One Year Later, Spotlight Now Turns To Planned Deportations To Haiti


CaribWorldNews, WASHINGTON, D.C., Fri. Jan. 14, 2011: Some Haitian American and rights groups are hopping mad over the U.S.` decision to resume deportations to Haiti.

One year after the devastating earthquake that left over 300,000 dead and more than a million displaced, and as Haiti continues to battle with a cholera epidemic, homelessness, unemployment and rubble in the streets of Port-Au-Prince, the U.S. government says deportations of Haitian migrants with criminal records will resume.

Jesuit Refugee Service/USA is among the groups denouncing the decision. The organization says the move `is wrong, and will put lives at risk while creating an additional problem for the maintenance of public order in beleaguered Haiti.`

`Deporting Haitians – especially those with criminal records – from the United States at this time is an unwise and dangerous policy,` Jesuit Refugee Service/USA added.

The organization and other faith-based and legal services groups have written to Secretary of the Department of Homeland Security, Janet Napolitano, asking that the department reconsider this pending action but says it has yet to get a response to the concerns raised in the letter.

`DHS has not issued any written guidance explaining this new policy on Haitian deportations. Instead it has given verbal briefings to a limited group of stakeholders stating that the U.S. government will initially detain and deport individuals with `serious criminal convictions,` with an ultimate expectation of removing 700 people by the end of 2011,` said a Jesuit statement

The group says they are concerned that the continuing state of emergency in Haiti will jeopardize the lives of those deported and divert resources from the recovery and reconstruction effort and that it will be nearly impossible to carry out the planned deportations and provide for the reintegration of those deported, many of whom are long-time U.S.  residents with no resources in Haiti.

Reports so far indicate that about 100 Haitians have been transferred to remote detention centers in Louisiana to prepare for deportation.

Jesuit Refugee Service/USA is urging the Department of Homeland Security to clarify their new policy and to provide an explanation of how conditions have materially changed in Haiti to justify the resumption of deportations, which have been suspended since the earthquake.

`We also ask what steps are being taken in Haiti to prepare for the returns and what agreements have been reached with the Haitian government regarding the treatment of those returned,` the group added.

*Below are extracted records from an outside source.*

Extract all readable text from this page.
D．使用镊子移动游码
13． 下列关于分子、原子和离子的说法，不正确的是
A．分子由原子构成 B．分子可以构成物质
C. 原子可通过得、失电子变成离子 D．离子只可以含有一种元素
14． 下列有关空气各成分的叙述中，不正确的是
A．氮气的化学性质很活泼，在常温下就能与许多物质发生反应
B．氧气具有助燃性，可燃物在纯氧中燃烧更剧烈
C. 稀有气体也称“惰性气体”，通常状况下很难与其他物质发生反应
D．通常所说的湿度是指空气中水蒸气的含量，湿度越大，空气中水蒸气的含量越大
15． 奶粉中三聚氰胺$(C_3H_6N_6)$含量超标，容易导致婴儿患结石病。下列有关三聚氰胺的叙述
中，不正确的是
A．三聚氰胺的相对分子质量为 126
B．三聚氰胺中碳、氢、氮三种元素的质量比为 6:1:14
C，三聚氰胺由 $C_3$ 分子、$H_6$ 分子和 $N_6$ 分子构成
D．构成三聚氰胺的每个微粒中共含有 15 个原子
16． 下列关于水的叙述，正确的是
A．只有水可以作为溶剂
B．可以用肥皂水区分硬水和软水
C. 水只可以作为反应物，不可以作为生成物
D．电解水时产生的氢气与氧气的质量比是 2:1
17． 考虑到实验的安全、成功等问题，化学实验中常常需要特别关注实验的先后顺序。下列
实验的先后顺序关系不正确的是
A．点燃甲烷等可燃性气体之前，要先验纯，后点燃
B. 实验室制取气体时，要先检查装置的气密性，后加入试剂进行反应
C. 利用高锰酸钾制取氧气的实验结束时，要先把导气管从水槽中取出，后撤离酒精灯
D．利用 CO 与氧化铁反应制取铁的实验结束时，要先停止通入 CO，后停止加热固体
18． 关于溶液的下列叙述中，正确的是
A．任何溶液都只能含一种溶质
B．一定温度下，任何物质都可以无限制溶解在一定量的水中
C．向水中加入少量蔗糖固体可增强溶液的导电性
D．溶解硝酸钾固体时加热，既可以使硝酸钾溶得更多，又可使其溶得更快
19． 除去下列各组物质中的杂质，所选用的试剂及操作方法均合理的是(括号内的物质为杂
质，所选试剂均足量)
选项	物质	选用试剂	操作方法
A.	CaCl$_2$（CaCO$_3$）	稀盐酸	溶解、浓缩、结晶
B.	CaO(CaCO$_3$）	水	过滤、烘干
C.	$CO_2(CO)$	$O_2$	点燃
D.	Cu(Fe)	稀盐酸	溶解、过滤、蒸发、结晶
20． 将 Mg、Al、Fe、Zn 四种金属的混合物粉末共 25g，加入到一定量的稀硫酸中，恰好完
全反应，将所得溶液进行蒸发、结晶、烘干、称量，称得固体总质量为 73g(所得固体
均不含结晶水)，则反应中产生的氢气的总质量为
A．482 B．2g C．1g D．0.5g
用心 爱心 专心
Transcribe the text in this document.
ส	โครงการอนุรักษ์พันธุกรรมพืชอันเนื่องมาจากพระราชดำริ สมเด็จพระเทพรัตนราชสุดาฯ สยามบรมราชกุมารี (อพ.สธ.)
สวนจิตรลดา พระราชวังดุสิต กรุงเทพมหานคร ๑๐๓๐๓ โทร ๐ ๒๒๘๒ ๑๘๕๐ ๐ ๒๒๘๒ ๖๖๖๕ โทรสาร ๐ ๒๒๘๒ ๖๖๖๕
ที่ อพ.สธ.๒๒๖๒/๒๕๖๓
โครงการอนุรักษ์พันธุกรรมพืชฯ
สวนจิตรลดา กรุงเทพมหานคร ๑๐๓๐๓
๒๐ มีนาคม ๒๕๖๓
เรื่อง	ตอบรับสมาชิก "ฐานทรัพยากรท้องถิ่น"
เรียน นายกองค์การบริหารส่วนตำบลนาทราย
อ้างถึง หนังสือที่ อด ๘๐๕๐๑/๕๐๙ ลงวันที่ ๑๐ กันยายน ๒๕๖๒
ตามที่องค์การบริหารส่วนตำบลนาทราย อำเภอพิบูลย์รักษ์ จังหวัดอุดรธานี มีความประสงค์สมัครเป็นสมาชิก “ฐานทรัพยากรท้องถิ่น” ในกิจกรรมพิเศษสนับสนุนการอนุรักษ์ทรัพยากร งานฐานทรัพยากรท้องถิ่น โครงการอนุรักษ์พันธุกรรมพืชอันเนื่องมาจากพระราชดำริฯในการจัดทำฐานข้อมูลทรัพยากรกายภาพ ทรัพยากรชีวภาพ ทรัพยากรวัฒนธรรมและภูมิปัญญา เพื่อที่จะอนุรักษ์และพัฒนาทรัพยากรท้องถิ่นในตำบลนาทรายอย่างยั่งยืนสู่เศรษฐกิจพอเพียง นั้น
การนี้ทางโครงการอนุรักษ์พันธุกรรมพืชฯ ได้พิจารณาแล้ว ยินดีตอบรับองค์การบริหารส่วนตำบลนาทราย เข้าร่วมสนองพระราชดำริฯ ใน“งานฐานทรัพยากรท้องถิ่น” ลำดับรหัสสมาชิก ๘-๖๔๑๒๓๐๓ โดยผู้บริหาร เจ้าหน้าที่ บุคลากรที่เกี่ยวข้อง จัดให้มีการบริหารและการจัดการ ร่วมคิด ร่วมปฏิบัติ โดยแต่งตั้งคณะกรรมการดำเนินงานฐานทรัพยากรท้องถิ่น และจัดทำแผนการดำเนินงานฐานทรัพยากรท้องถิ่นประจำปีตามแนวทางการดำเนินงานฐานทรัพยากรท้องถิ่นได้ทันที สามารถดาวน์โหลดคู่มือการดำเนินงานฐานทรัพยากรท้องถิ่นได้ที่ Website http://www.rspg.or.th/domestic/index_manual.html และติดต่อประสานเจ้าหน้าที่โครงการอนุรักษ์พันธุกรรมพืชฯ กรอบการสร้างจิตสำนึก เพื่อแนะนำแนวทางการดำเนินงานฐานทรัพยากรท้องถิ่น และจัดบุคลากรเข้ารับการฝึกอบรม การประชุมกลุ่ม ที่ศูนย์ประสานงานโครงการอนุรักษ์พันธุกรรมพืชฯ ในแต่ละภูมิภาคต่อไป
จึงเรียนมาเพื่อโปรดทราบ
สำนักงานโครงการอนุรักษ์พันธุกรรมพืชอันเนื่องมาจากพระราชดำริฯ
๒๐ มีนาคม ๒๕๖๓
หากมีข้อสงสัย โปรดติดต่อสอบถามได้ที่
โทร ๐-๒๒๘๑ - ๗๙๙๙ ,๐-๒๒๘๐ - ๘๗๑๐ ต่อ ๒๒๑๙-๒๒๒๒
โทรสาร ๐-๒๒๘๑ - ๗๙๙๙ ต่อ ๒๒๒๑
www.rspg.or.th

Six civil and human rights groups have so far filed an emergency petition with the Inter-American Commission on Human Rights to stop the deportations to Haiti of convicted criminals that are scheduled to resume this month.

The petition asks the commission to order the U.S. to continue its stay of deportations, release the deportees from detention and disclose how officials decided to resume deportations to Haiti. The groups say political unrest and widespread cholera in earthquake-stricken Haiti make it inhumane to deport people there.

The U.S. halted deportations to Haiti after the Jan. 12, 2010, earthquake. Immigration authorities now say starting this month, Haitians convicted of violent crimes who have completed their sentences will be returned home.